Este é um trabalho de pesquisa, e, para ser executado, procuramos nos cercar dos mais rigorosos procedimentos de coleta e análise de dados. Acredite – fizemos o melhor que permitiram nossas forças, nosso empenho e nossas patas. Mas, somos humanos. Como você poderá constatar, muitas vezes não pudemos evitar que nossa indignação se refletisse em comentários que, reconhecemos, talvez tenham ido além de um trabalho de análise. Esperamos que você não se importe com essa ‘liberdade’, mas a veja inclusive como um reflexo do bem pensar, o que nos coloca, permita-nos o comentário, acima de todos aqueles que nós colocamos abaixo de nós. O rigor com que procuramos desenvolver nosso trabalho científico nos permite dizer que os comentários que faremos estão justamente ancorados no rigor com que desenvolvemos o trabalho científico, em todas as suas fases: a confecção dos questionários, a criação do logotipo da nossa Fundação CACHORRO SEM DONO É O DONO DO CACHORRO, a abordagem correta dos nossos pesquisadores no trabalho de campo, a tabulação dos resultados, a confecção dos relatórios. Em outras palavras, os nossos são palpites de gente educada, e não palpites de palpiteiros de salão de barbearia ou de beleza.

Por força do rigor do nosso trabalho, já fomos procurados por diversas instituições interessadas em nos contratar para desenvolver trabalhos semelhantes.
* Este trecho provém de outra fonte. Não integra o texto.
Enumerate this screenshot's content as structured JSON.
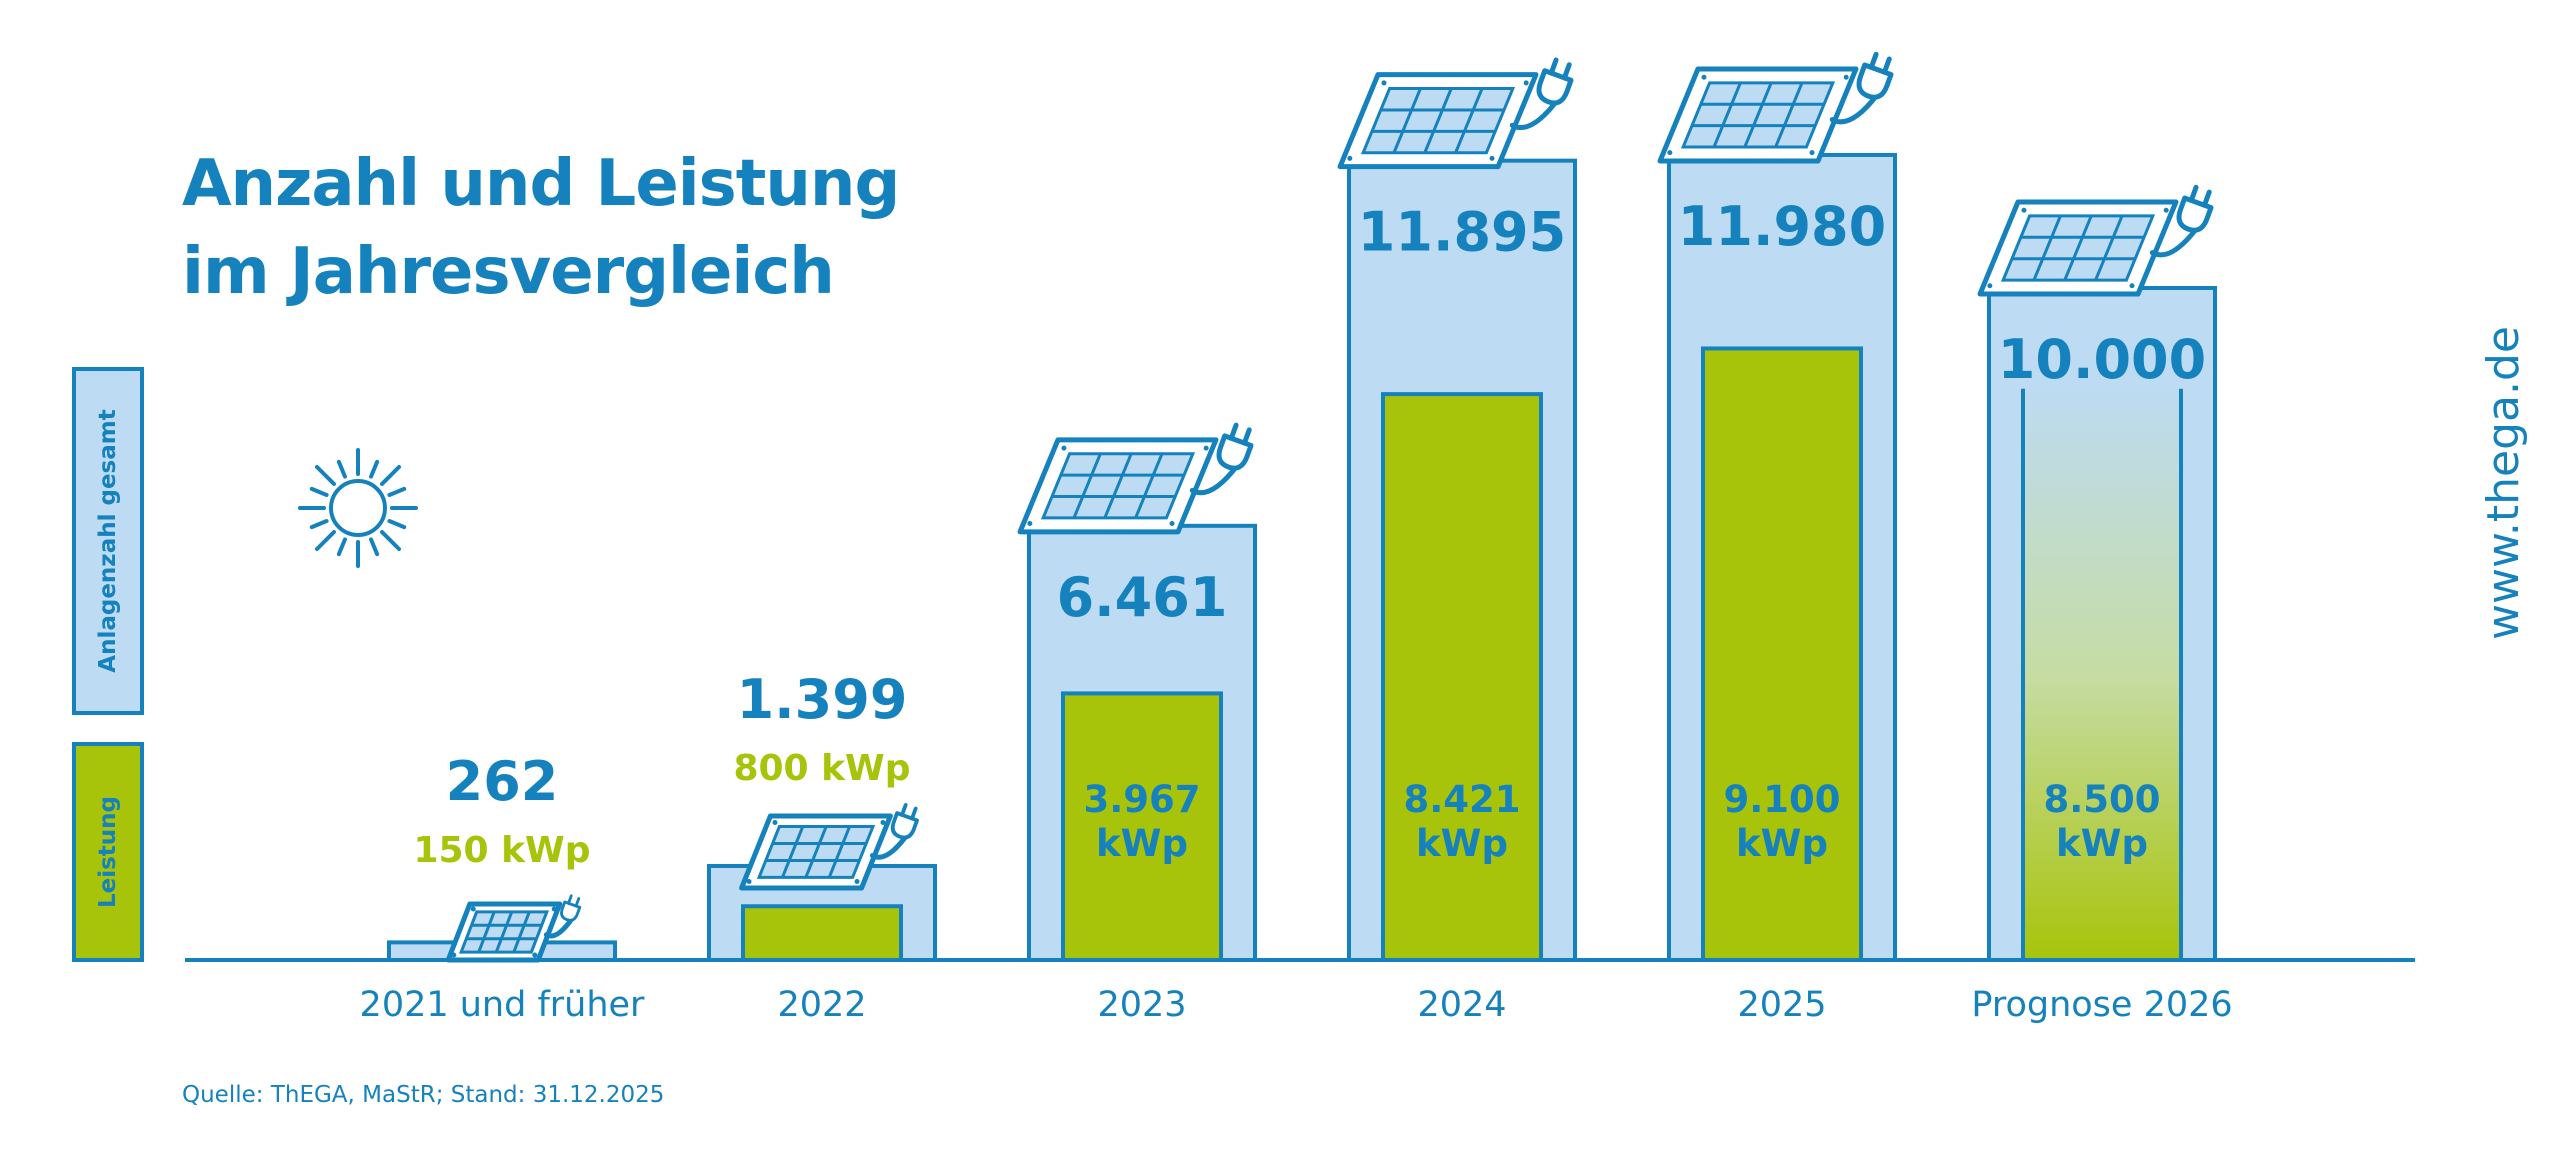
{
  "title": {
    "line1": "Anzahl und Leistung",
    "line2": "im Jahresvergleich"
  },
  "legend": {
    "count_label": "Anlagenzahl gesamt",
    "power_label": "Leistung"
  },
  "website": "www.thega.de",
  "source": "Quelle: ThEGA, MaStR; Stand: 31.12.2025",
  "colors": {
    "blue": "#1582bd",
    "light_blue": "#bddbf2",
    "green": "#a8c40a"
  },
  "icons": [
    "sun-icon",
    "solar-panel-icon",
    "plug-icon"
  ],
  "chart_data": {
    "type": "bar",
    "title": "Anzahl und Leistung im Jahresvergleich",
    "categories": [
      "2021 und früher",
      "2022",
      "2023",
      "2024",
      "2025",
      "Prognose 2026"
    ],
    "series": [
      {
        "name": "Anlagenzahl gesamt",
        "values": [
          262,
          1399,
          6461,
          11895,
          11980,
          10000
        ],
        "labels": [
          "262",
          "1.399",
          "6.461",
          "11.895",
          "11.980",
          "10.000"
        ]
      },
      {
        "name": "Leistung",
        "unit": "kWp",
        "values": [
          150,
          800,
          3967,
          8421,
          9100,
          8500
        ],
        "labels": [
          "150 kWp",
          "800 kWp",
          "3.967 kWp",
          "8.421 kWp",
          "9.100 kWp",
          "8.500 kWp"
        ]
      }
    ],
    "forecast_category": "Prognose 2026",
    "ylim": [
      0,
      12500
    ],
    "grid": false,
    "legend_position": "left"
  }
}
O dinheiro(*) oferecido é tentador, mas não adianta jogar qualquer pedaço de pau que nós não vamos atrás para trazê-lo de volta a você. Não pense que faremos qualquer coisa por um pedaço de osso.

Nosso objetivo não é ofender pessoas ou idéias, apesar da agressão que a maioria delas perpetra contra o pensamento e à inteligência, dando, cada uma delas, aquelas idéias e aquelas pessoas, uma inestimável contribuição para fazer do cérebro um objeto de decoração colocado sobre o pescoço, como um jarro de flores de plástico colocado sobre uma toalha rendada em cima da mesa da sala de estar. Sim, repetimos: um vaso de flores de plástico vermelhas no centro da sala não faria papel menos decorativo. Mas, mesmo que esta seja uma obra de ficção, ainda que, repetiremos sempre, escrita com todo o rigor intelectual, não poderemos, em respeito à verdade (irmã gêmea da inteligência), garantir que fatos e situações aqui narrados sejam mera coincidência. A inteligência tem disso: gosta de provocar.

Cérebro é como qualquer coisa na vida, a amizade, a caridade, o sexo: a performance melhora com o uso – use-os!

Você não encontrará nenhum de nós em petshops, em feiras de cosméticos e xampus para cachorros – terá mais sorte de localizar um de nós em becos e vielas, remexendo latas, colocando o nariz onde o cheiro for mais atraente …

Há muito tempo, um filósofo metido que só (e qual não é?) disse que a palavra cão não morde. Claro!: o cão dele deveria ser um Lulu, ou melhor, deveria ser uma palavra desdentada! A palavra do nosso cão é da saudade das selvas e das savanas. Nossos latidos e uivos perdem-se na noite dos tempos.

E mais importante: no CANIS&CIRCENSIS não tem cachorrada. Nem entre nós e muito menos com você, nosso público leitor e colaborador.